The size of guids isn't the only challenge. (The size is a little trickier than it looks, too - remember that the guid will be included in every index so the database can find its way back to the clustered index.)

The other problem with guids is that if you cluster on a guid, then whenever you do inserts, you're inserting the data into random spots in the table. You end up fragmenting the bejeezus out of the table, doing page splits like crazy. If you defrag the table/indexes, you'll be right back where you started within a few days of doing inserts.

That penalty isn't immediately obvious in small environments, but by the time you're big enough to have performance problems and you call in a consultant, it's going to be an ugly discussion with management. "Hey, wish I could help you, but..." Don't get me wrong, that's not always the biggest bottleneck, but it makes for some awkward discussions.

GUIDs are HUGE and have a significant impact on performance. Go read Kimberly Tripp's blog post referenced in the article. She does the math for you.

In almost all the cases that I see GUIDs, they were totally unnecessary for the design. Even the developer who designed them could not give a reason why they needed to be GUIDs. A row unique across the entire universe? Really?
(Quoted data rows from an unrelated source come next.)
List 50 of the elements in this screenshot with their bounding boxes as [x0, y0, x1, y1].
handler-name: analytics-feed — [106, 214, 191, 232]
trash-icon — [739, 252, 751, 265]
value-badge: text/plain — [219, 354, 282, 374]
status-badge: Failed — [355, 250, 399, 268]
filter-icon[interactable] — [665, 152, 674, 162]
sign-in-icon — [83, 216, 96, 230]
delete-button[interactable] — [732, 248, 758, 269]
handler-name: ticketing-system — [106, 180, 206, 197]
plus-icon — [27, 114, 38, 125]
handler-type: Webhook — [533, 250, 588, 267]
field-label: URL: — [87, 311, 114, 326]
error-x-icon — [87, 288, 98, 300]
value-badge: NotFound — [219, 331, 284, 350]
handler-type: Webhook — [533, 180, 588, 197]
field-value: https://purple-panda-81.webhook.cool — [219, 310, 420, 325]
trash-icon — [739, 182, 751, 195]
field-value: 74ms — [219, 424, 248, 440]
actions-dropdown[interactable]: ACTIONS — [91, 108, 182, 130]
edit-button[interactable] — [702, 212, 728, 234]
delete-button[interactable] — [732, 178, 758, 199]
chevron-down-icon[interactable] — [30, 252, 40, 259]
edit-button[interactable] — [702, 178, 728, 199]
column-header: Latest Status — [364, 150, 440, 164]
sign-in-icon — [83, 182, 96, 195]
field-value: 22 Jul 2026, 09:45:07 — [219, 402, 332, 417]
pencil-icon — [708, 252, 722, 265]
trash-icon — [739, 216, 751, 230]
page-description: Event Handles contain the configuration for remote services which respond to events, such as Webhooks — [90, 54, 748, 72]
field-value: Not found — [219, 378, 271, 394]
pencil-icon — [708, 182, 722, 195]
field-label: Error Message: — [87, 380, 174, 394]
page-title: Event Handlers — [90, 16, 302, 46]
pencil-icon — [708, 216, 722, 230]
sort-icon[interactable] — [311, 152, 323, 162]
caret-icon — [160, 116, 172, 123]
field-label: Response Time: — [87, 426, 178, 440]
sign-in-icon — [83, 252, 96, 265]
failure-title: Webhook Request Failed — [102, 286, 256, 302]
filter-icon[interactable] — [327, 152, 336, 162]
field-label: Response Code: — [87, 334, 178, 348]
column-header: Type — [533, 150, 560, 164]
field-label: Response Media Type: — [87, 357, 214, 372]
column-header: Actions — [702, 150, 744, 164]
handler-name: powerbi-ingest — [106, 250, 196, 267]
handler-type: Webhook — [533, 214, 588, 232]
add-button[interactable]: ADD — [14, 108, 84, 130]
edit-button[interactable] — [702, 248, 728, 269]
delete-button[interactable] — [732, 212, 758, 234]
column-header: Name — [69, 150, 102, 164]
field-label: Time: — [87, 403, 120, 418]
I'm not saying there are no cases...just that in most cases they negatively impact performance with little business or logic gain for that price. All design decisions come down to cost, benefit and risk.

How do modern distributed OLTP systems deal with generating unique sequence numbers? Back in the day, this was a big problem, and I always thought that GUIDs would someday be a solution (though at the time, any string was too big/slow to be a primary key). Having one key-issuing server was a SPF; sharding the key ranges by server made it difficult to add new servers.
You can have the main key issuing server issue blocks to distributed key issuing servers. The keys are not necessarily increasing with respect to row creation time nor are they gapless but it's good enough for many purposes. It's also still a SPoF but not a single point of contention bad enough to affect performance significantly.
Interesting.. how do you deal with ID collisions after rollover? That was our big problem, even with 8-byte IDs - the ID allocator had to know the Global Truth. Dealing with collisions as "exception, try the next one" was too expensive, though with faster hardware that may be moot.
Yes, rollover is an interesting problem. With the app and scale that we're operating at that will not happen within the next few thousand centuries though. I'm actually describing how I might go about doing it, and what I /think/ Oracle RAC does.

I'm not actually certain as to the implementation.

This was my sentiment exactly. Any idea why he's so keen on sequential keys? They're mentioned as desirable several times in the article.
The issue, particularly with innodb on MySQL is that the row data is stored with the primary key. By using GUID's and not sequential ids, you end up having to rearrange the entire dataset to insert the row data at the appropiate place, to keep the index in order, instead of appending it, killing your write performance.